Spain, a global power in clinical trials

One out of every three tests carried out in Europe takes place in Spain. Investment has grown by 5.3% annually since 2011, to almost 800 million euros

Source: cincodias.elpais.com

Spain continues on its path to becoming one of the global powers in clinical trials. In fact, it is the second country preferred by the pharmaceutical sector to carry out clinical trials, after the United States. The figures bear this out. Last year, 906 trials were launched, according to data from the Spanish Clinical Trials Register (REEC). This figure served to surpass that registered in 2018 and 2019, when 800 and 833, respectively, were authorised. Currently, some 170,000 Spaniards are participating in a study.

Of these, 86% were driven by pharmaceutical companies, a percentage that rises to 96% in the area of rare diseases. The comparison is made with the years prior to the pandemic because the health emergency caused them to skyrocket to an all-time high of 1,027 in 2020.

According to the survey on R&D activities of the Spanish National Statistics Institute (INE), a total of 789 million euros were invested in clinical trials last year, accounting for 60% of total industry R&D investment. Looking at these figures, Spain’s evolution and attractiveness in the clinical research sector is clear. Even more so if we take into account that, since 2011, the amount invested has risen from 470 million to the current almost 800 million, at an average annual rate of 5.3%.

A sector-wide effort

There are several reasons why pharmaceutical companies choose the country to carry out these tests. According to the US laboratory MSD, Spain “is a very interesting country because of the universal coverage of the National Health System, the quality of its professionals and the presence of world-class scientific leaders”. Lilly also points out that it is a good option “because of the quality of the science and the regulatory framework, which guarantees patients, but is sufficiently flexible”.

With the ultimate goal of contributing to people’s health through the development of new drugs and treatments for different diseases, all the actors involved have increased their efforts and have opted for Spain to carry out these trials, including private healthcare.

In 2022, private centres have participated in 50% of the studies.
Private centres have collaborated in more than 1,430 and, since 2016, a total of 105 have participated in the development of a study, which represents almost 29% of the total, according to the Institute for the Development and Integration of Health (IDIS Foundation). In 2022, private hospitals and clinics increased their collaboration to 50%, explaining that most of the cases have been in early stages and related, above all, to oncology, neurosciences and haematology, and highlighting Madrid, Catalonia and the Valencian Community as the regions with the greatest activity. Its director general, Marta Villanueva, acknowledges that Spain has positioned itself among the countries in the world “with the best conditions for the development of clinical drug trials”.

Leadership

The employers’ association Farmaindustria points out that one out of every three studies developed in Europe is carried out in Spain, but believes that its potential is even greater thanks to its capacity to anticipate and its innovative approach.

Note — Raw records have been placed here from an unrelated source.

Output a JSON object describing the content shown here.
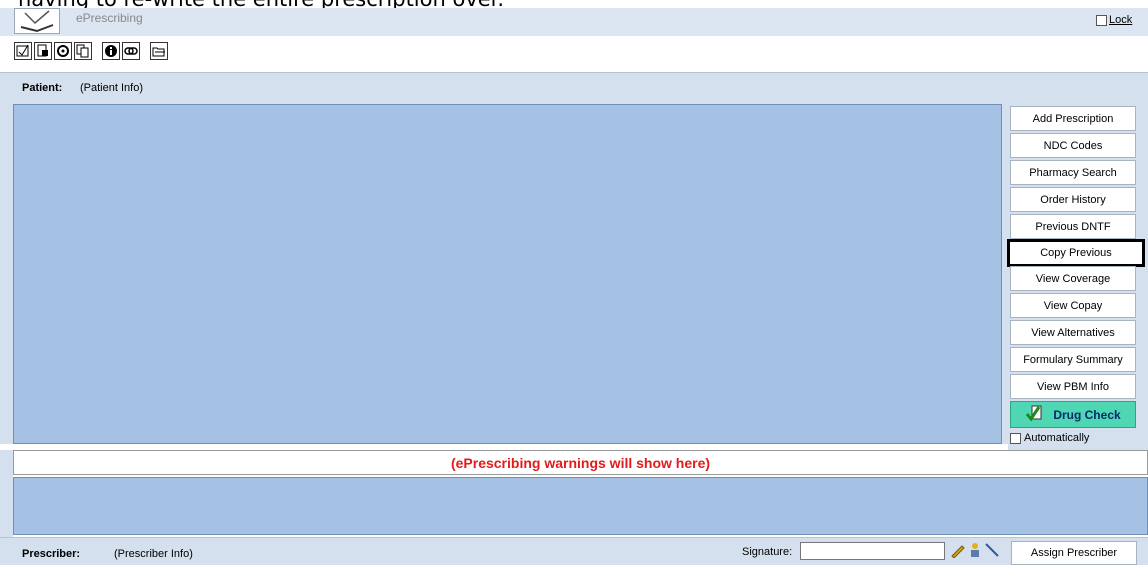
{
  "caption": "having to re-write the entire prescription over.",
  "app": {
    "title": "ePrescribing",
    "lock_label": "Lock"
  },
  "toolbar": {
    "icons": [
      "notepad-check-icon",
      "page-hand-icon",
      "rx-gear-icon",
      "copy-pages-icon",
      "info-icon",
      "link-icon",
      "open-folder-icon"
    ]
  },
  "patient": {
    "label": "Patient:",
    "info": "(Patient Info)"
  },
  "side_buttons": [
    "Add Prescription",
    "NDC Codes",
    "Pharmacy Search",
    "Order History",
    "Previous DNTF",
    "Copy Previous",
    "View Coverage",
    "View Copay",
    "View Alternatives",
    "Formulary Summary",
    "View PBM Info"
  ],
  "drug_check": {
    "label": "Drug Check",
    "auto_label": "Automatically"
  },
  "warnings": {
    "text": "(ePrescribing warnings will show here)"
  },
  "prescriber": {
    "label": "Prescriber:",
    "info": "(Prescriber Info)",
    "signature_label": "Signature:",
    "signature_value": "",
    "assign_label": "Assign Prescriber"
  },
  "colors": {
    "panel": "#a5c2e5",
    "frame": "#d4e0ee",
    "warning_text": "#e21b1b",
    "drug_check_bg": "#4fd7b4",
    "active_border": "#000000"
  }
}
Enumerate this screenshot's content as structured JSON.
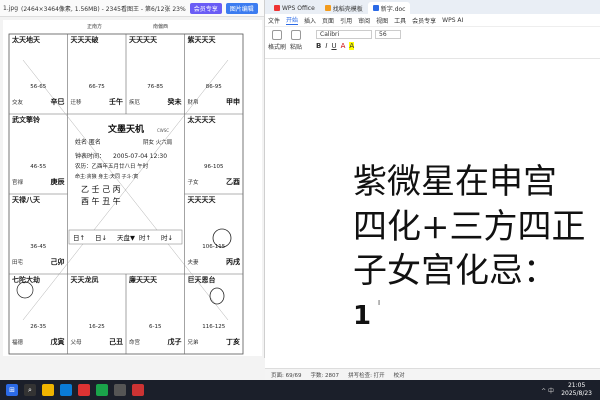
{
  "viewer": {
    "filename": "1.jpg",
    "info": "(2464×3464像素, 1.56MB) - 2345看图王 - 第6/12张 23%",
    "btn_member": "会员专享",
    "btn_edit": "图片编辑"
  },
  "chart": {
    "top_branches": [
      "正南方",
      "南偏西"
    ],
    "center_title": "文墨天机",
    "center_sub": "CWSC",
    "name_label": "姓名  匿名",
    "gender_label": "阴女  火六局",
    "clock_label": "钟表时间：",
    "clock_value": "2005-07-04  12:30",
    "lunar_line": "农历：乙酉年五月廿八日 午时",
    "extra_line": "命主:贪狼  身主:天同  子斗:寅",
    "pillars": [
      "乙 壬 己 丙",
      "酉 午 丑 午"
    ],
    "nav_buttons": [
      "日↑",
      "日↓",
      "天盘▼",
      "时↑",
      "时↓"
    ],
    "cells": [
      {
        "stars": "太天地天",
        "mid": "56-65",
        "branch": "辛巳",
        "palace": "交友"
      },
      {
        "stars": "天天天破",
        "mid": "66-75",
        "branch": "壬午",
        "palace": "迁移"
      },
      {
        "stars": "天天天天",
        "mid": "76-85",
        "branch": "癸未",
        "palace": "疾厄"
      },
      {
        "stars": "紫天天天",
        "mid": "86-95",
        "branch": "甲申",
        "palace": "财帛"
      },
      {
        "stars": "武文擎铃",
        "mid": "46-55",
        "branch": "庚辰",
        "palace": "官禄"
      },
      {
        "stars": "太天天天",
        "mid": "96-105",
        "branch": "乙酉",
        "palace": "子女"
      },
      {
        "stars": "天禄八天",
        "mid": "36-45",
        "branch": "己卯",
        "palace": "田宅"
      },
      {
        "stars": "天天天天",
        "mid": "106-115",
        "branch": "丙戌",
        "palace": "夫妻"
      },
      {
        "stars": "七陀大劫",
        "mid": "26-35",
        "branch": "戊寅",
        "palace": "福德"
      },
      {
        "stars": "天天龙凤",
        "mid": "16-25",
        "branch": "己丑",
        "palace": "父母"
      },
      {
        "stars": "廉天天天",
        "mid": "6-15",
        "branch": "戊子",
        "palace": "命宫"
      },
      {
        "stars": "巨天恩台",
        "mid": "116-125",
        "branch": "丁亥",
        "palace": "兄弟"
      }
    ]
  },
  "wps": {
    "tabs": [
      "WPS Office",
      "找稻壳模板",
      "新字.doc"
    ],
    "menu": [
      "文件",
      "开始",
      "插入",
      "页面",
      "引用",
      "审阅",
      "视图",
      "工具",
      "会员专享",
      "WPS AI"
    ],
    "font_name": "Calibri",
    "font_size": "56",
    "style_label": "格式刷",
    "paste_label": "粘贴",
    "doc_lines": [
      "紫微星在申宫",
      "四化+三方四正",
      "子女宫化忌：",
      "1"
    ],
    "status": [
      "页面: 69/69",
      "字数: 2807",
      "拼写检查: 打开",
      "校对"
    ]
  },
  "taskbar": {
    "time": "21:05",
    "date": "2025/8/23",
    "tray": "^ 中"
  }
}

It also highlights that a large part of the current position is due to the BEST project, launched in 2006 by the same association together with 60 pharmaceutical companies, 13 autonomous communities, 52 public and private hospitals and six clinical research groups to improve the efficiency and competitiveness of the processes carried out in this activity.

It should be noted that the country is in an advantageous position due to the implementation of the new European clinical trial information system (CTIS), which seeks to harmonise the submission, evaluation and monitoring processes in Europe, thanks to Royal Decree 1090/2015, which made it the first country in the European Union to adopt the regulation in which the CTIS is framed and one of the first to carry out the necessary training for the use of the new platform.

All European countries will have to use this system from 31 December, giving them the remainder of the year to adapt. According to data from the European Medicines Agency, Spain is the European country that has worked the most with the CTIS from January 2022 to April 2023, with almost 450 studies adapted to the new regulation, ahead of France and Germany.